Enrico Franceschini per “la Repubblica”
THERESA MAY
Doveva essere il rilancio di una leadership in crisi, potrebbe diventarne l'epitaffio. Interrotta da un dimostrante che le consegna in diretta tv una "lettera di licenziamento" (più tardi si scopre che è un comico televisivo: fece uno scherzo simile a Trump), costretta più volte a fermarsi da una tosse che le fa perdere completamente la voce, Theresa May finisce quasi in lacrime il suo intervento al congresso annuale dei conservatori. Come se non bastasse, lo slogan sulla parete alle sue spalle perde lettere mentre parla, dando un tono tragicomico all' evento.
THERESA MAY E LA LETTERA DI LICENZIAMENTO CONSEGNATA IN DIRETTA
«Più che un discorso, un calvario», riassume Laura Kuenssberg, notista della Bbc, «nessuno ricorderà quello che ha detto bensì soltanto la fatica che ha fatto a terminare». Arrivata a Manchester a capo di un partito dilaniato dalle divisioni sulla Brexit, la premier britannica se ne va con l'immagine di una debolezza fisica diventata metafora di fragilità politica.

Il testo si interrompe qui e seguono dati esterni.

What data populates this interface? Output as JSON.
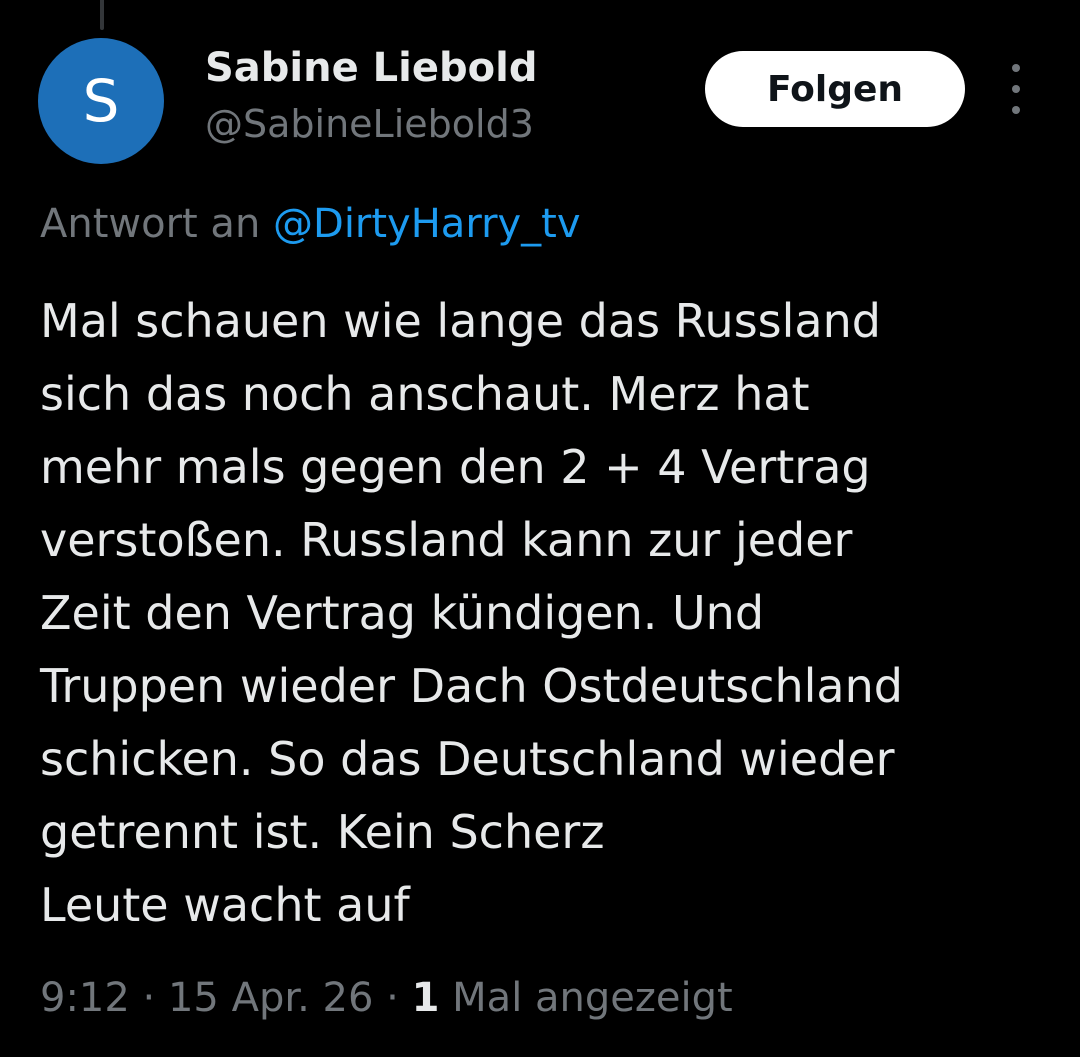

Il suo mea culpa per il deludente risultato alle elezioni di giugno («me ne assumo la responsabilità, chiedo scusa») e l'imbarazzante show sul podio umanizzano un po' la donna soprannominata "May-bot", May-robot, per l' incapacità di mostrare emozioni. Ma a questo punto «per lei è finita», sentenzia l' arci-conservatore Daily Telegraph. «Ha perso ogni autorità», concorda il Financial Times.
THERESA MAY
In pratica a Manchester è cominciato il dopo-May: il problema dei Tories è decidere quando staccare la spina alla premier e chi mettere al suo posto. Sfiduciarla troppo presto, visto che non hanno più la maggioranza assoluta in parlamento (dipendono dal partito unionista nord-irlandese per governare), comporta il rischio di un altro voto anticipato in cui potrebbe prevalere il leader laburista Jeremy Corbyn, favorito nei sondaggi.
E la contesa fra gli aspiranti alla sua poltrona minaccia di spaccare ulteriormente il partito. Perciò non è escluso che la leader senza voce, in tutti i sensi, rimanga ancora un po' al comando. In parte dipende da come avanzano i negoziati sulla Brexit. E da quanta fretta avranno i suoi rivali interni di strapparle il potere.
THERESA MAY
Ce ne sono una decina, tra moderati e ultraconservatori, su cui i bookmaker già accettano scommesse e danno quotazioni, più o meno in linea con l' opinione dei commentatori. L'ex sindaco di Londra Johnson, 53 anni, il beniamino dei "brexitiani" a oltranza, ha ottenuto un tripudio a Manchester con una retorica alla Churchill: «Facciamo ruggire di nuovo il leone», ha esortato, evocando l' animale simbolo della Gran Bretagna.
Anche se poi ha offuscato la performance con una delle sue ricorrenti gaffe, affermando che la Libia diventerebbe il Dubai se solo «ripulisse la Sirte dai cadaveri»: linguaggio indegno per un capo della diplomazia, secondo alcuni suoi colleghi, che ne chiedono le dimissioni (improbabili, vista la vulnerabilità della premier).
THERESA MAY
Più di lui entusiasma Ruth Davidson, leader dei conservatori in Scozia (dove ha raddoppiato i seggi alle recenti elezioni), filo-europea, apertamente lesbica e 39enne: l' età conta in un partito che ha il sostegno di soltanto il 27 per cento fra gli elettori sotto la trentina, come testimonia la platea di teste grigie alla conferenza di Manchester.
THERESA MAY
Tra i due litiganti non è escluso che prevalga l' outsider, Jacob Rees-Mogg, deputato, modi da "toff", il classico damerino dell' alta società, uscito (come Johnson) da Eton e Oxford, antiabortista e anti-europeo, ma spiritoso e senza peli sulla lingua. Non mancano altri contendenti di rilievo, come il ministro del Tesoro Philip Hammond (è stato lui a dare una pastiglia per la gola alla premier in difficoltà) e la ministra degli Interni Amber Rudd. Di certo c' è che Theresa May ha aperto il congresso dichiarando che guiderà i Tories alle prossime elezioni e l' ha finito non lasciando dubbi che a guidarlo sarà qualcun altro. Per ora senza voce, sembra solo questione di tempo affinché rimanga anche senza incarico.